お仕置きゲーム。


「やっぱり、真咲は優しいね。」

えへへ、と智香は笑う。俺が、優しい?馬鹿だろこいつ。俺は優しいんじゃない、真咲の為に優しくしてやってるんだ。勘違いしているアホを冷めた目でみると、智香は突然「別れる!」とか言い出した。どうやらこいつもイカれているらしい。

(どうして?だって智香、あんなに彼氏さんと仲良しだったのに)

「なンで?」

「だって私、ずっと前から真咲が好きだったんだもの。真咲と付き合う為に、色んなオトコと付き合って自分を磨いてたの!昔より、ずっとずっと、綺麗になったでしょ?」

にっこり。親友に向ける笑顔とはまるで違う、照れたような、欲情したような瞳で俺をみる。真咲はどう反応していいのかわからないらしい。呆然と智香を見ている。

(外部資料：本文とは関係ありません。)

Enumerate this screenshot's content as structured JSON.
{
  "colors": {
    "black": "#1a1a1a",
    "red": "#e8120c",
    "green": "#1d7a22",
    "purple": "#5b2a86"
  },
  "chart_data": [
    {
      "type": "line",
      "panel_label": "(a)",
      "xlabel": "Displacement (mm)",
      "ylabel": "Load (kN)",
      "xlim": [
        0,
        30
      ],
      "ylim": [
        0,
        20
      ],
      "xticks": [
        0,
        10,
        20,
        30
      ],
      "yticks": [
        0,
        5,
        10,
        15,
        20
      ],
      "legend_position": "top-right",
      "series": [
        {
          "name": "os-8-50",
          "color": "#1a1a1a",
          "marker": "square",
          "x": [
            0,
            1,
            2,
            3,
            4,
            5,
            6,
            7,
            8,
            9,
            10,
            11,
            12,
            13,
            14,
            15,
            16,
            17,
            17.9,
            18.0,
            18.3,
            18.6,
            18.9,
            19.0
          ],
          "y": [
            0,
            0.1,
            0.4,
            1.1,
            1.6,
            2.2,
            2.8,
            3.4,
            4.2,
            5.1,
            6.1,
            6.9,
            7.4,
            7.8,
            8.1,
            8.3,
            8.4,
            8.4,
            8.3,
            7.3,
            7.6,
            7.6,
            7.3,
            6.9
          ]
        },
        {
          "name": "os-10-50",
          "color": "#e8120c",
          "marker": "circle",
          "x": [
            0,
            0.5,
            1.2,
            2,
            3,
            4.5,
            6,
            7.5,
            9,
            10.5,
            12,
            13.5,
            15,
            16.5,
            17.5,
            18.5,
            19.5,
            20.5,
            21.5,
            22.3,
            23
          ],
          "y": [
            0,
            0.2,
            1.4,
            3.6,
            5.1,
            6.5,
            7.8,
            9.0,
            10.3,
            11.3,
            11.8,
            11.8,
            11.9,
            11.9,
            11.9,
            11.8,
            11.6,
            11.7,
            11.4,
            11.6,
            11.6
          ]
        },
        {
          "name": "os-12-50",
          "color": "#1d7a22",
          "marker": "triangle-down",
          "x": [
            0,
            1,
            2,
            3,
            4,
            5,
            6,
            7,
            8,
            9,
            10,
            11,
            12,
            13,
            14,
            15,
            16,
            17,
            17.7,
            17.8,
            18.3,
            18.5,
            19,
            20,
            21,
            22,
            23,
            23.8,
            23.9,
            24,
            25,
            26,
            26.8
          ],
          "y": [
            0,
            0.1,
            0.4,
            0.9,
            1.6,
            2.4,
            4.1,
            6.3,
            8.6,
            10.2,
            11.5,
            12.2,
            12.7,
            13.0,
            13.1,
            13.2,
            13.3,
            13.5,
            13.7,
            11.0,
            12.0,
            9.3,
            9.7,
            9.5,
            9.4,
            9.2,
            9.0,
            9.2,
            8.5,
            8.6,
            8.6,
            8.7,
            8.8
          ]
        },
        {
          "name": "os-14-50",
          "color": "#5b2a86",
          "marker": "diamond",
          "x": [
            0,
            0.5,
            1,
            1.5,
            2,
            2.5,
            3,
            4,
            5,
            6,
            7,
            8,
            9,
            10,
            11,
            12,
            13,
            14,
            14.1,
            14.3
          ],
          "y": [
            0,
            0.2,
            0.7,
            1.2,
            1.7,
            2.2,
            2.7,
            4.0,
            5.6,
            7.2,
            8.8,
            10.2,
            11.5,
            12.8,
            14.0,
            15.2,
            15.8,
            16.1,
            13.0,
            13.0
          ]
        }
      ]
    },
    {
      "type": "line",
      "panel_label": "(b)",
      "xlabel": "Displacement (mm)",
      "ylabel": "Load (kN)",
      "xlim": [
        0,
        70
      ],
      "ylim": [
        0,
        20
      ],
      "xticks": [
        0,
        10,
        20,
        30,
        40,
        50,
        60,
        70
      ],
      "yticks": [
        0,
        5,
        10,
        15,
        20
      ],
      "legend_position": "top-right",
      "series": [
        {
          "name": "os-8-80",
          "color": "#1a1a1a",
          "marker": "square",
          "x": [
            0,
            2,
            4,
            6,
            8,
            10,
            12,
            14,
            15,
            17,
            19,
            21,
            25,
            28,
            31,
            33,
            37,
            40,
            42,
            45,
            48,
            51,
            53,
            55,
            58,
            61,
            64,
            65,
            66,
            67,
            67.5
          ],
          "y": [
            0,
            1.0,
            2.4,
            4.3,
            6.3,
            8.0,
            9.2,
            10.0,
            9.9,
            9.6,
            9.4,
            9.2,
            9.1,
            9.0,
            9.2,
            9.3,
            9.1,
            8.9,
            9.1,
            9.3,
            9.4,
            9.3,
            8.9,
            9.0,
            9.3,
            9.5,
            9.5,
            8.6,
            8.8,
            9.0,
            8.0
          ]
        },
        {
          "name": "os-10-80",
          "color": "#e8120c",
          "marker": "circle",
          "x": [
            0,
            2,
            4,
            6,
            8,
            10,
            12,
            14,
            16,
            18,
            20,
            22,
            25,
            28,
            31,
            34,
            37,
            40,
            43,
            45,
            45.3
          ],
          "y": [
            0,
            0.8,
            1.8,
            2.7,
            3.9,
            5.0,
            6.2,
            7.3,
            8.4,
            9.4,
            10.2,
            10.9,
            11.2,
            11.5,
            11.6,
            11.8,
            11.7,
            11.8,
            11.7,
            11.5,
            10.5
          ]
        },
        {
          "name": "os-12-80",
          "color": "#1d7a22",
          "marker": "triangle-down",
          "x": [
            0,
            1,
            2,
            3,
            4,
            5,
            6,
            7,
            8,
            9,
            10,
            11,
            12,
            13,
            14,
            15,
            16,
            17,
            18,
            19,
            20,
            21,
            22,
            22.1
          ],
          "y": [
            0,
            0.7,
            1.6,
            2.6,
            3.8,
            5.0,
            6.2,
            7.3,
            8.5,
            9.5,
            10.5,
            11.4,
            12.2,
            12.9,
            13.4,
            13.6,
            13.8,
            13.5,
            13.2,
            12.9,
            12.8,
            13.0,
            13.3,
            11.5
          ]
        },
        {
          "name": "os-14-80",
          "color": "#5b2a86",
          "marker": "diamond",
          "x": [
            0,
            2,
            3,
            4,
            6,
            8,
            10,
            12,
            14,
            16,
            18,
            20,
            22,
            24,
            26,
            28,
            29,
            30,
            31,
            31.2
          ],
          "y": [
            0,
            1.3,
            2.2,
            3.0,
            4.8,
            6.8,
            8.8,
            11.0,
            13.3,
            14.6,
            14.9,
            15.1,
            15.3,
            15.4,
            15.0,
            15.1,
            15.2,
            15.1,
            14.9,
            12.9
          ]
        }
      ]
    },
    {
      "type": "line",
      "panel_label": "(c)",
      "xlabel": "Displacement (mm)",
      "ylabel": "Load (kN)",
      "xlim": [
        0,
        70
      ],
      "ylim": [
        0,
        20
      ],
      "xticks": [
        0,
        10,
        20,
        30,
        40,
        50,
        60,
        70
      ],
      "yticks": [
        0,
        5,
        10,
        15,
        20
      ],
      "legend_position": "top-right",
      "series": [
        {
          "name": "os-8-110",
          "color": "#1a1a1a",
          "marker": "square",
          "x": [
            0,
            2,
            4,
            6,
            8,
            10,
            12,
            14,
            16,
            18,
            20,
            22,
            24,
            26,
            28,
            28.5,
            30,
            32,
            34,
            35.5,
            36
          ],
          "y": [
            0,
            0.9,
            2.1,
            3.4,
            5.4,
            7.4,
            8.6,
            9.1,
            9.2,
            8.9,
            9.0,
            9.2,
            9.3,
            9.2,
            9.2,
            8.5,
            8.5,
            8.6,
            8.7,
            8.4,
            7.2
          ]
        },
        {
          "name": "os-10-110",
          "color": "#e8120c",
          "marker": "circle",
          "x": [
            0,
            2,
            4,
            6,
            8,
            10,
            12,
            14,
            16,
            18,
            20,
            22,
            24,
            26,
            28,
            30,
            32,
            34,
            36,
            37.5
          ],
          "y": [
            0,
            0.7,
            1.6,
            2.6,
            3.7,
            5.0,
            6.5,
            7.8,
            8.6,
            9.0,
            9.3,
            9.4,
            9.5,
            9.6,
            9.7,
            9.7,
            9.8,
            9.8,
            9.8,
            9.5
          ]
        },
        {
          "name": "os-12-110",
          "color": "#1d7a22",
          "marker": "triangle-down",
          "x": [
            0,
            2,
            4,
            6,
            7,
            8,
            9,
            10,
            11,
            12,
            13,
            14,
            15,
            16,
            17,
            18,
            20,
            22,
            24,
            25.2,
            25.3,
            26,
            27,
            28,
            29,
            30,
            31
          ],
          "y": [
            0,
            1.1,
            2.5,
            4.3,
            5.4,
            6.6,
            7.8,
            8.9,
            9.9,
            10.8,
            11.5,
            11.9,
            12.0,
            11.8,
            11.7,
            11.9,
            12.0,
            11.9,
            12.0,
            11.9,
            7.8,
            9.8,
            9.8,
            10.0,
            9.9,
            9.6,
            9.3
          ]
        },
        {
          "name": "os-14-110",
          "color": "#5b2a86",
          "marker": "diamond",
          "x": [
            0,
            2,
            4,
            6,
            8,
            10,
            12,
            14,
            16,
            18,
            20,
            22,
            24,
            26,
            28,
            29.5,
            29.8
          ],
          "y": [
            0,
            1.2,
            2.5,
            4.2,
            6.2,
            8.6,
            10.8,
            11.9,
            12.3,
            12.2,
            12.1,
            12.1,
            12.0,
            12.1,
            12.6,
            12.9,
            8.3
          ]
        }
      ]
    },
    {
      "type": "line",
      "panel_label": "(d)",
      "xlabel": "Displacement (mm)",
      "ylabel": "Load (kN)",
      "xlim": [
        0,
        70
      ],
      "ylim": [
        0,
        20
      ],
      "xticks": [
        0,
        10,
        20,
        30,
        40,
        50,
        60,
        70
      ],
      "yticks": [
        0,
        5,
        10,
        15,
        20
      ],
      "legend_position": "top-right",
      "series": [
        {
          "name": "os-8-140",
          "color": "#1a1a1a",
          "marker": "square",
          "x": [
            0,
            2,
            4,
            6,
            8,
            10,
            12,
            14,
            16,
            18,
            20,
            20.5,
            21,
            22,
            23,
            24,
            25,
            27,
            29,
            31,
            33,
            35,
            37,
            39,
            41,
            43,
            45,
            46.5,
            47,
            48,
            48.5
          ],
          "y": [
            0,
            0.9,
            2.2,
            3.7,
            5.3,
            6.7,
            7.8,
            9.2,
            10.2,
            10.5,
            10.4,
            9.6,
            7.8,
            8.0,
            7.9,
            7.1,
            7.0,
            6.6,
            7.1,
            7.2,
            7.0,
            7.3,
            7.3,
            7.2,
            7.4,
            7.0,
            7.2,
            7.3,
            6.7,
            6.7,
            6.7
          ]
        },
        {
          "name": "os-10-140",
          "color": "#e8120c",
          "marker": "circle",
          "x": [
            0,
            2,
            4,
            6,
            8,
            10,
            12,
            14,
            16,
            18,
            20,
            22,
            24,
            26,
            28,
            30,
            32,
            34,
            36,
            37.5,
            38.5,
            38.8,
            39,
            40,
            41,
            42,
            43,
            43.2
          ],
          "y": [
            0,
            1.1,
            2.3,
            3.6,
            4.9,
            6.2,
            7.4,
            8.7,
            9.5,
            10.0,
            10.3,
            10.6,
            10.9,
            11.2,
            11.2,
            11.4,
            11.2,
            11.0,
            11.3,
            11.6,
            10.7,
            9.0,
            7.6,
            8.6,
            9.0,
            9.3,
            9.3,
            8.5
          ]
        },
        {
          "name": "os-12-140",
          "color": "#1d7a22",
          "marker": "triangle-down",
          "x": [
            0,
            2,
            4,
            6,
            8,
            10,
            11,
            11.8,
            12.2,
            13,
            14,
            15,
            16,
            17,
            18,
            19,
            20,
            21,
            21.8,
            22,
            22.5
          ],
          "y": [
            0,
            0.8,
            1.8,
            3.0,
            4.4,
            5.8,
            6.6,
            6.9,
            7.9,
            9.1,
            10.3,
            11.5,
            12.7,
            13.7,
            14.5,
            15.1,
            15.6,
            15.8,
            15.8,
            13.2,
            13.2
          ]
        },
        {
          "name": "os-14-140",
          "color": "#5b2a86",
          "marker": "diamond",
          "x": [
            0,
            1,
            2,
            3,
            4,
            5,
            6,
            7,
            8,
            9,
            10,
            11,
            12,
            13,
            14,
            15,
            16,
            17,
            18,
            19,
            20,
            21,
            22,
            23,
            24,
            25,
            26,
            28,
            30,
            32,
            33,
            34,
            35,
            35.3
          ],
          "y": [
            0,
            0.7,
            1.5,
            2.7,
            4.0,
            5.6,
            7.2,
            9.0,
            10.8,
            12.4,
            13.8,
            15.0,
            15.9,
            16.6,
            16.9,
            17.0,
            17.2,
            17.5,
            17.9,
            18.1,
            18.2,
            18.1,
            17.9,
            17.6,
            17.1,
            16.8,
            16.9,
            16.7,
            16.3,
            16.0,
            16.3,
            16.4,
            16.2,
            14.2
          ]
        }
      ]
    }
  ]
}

「真咲、私、ずっとあなたを待ってたの。私、真咲の強気なところや不器用で優しいところ、大好きなの。もちろん、あなたの可愛い顔も好きだけど。」


ねえ、付き合って。真咲。


(…や、だ)「…」(やだよ…だってマサキは、私のだもん。)「…」(ずっと、友達だと思ってたのに、酷いよ智香。)「…真咲。」

(マサキが、とられちゃう。マサキが消えちゃう。マサキ、やだよ、好き、大好き、あたし、がやらなきゃ。私が、おしおき、しなきゃ、悪いこにはお仕置きしなきゃ。)

「…俺は真咲しか愛せない。」
「私はあなたしか愛したくない!もう、嫌なのよ!ずっと、友達のふりして真咲の隣にいるの、辛いのよ!」


「知るかよ。」

真咲は誰にもやらない。真咲を悲しませない、苦しませない。真咲が望むなら、こいつを壊す。「…それでいいんだろ、真咲。」

返事は無かった。

「お仕置きが終わったら、次はテメェの番だ。」

それまで、俺と一緒に入院してよ?


取り出したのは、父親を殴った時に使用した鉄の棒。何人もの血液が染み付いているそれで、智香を殴った。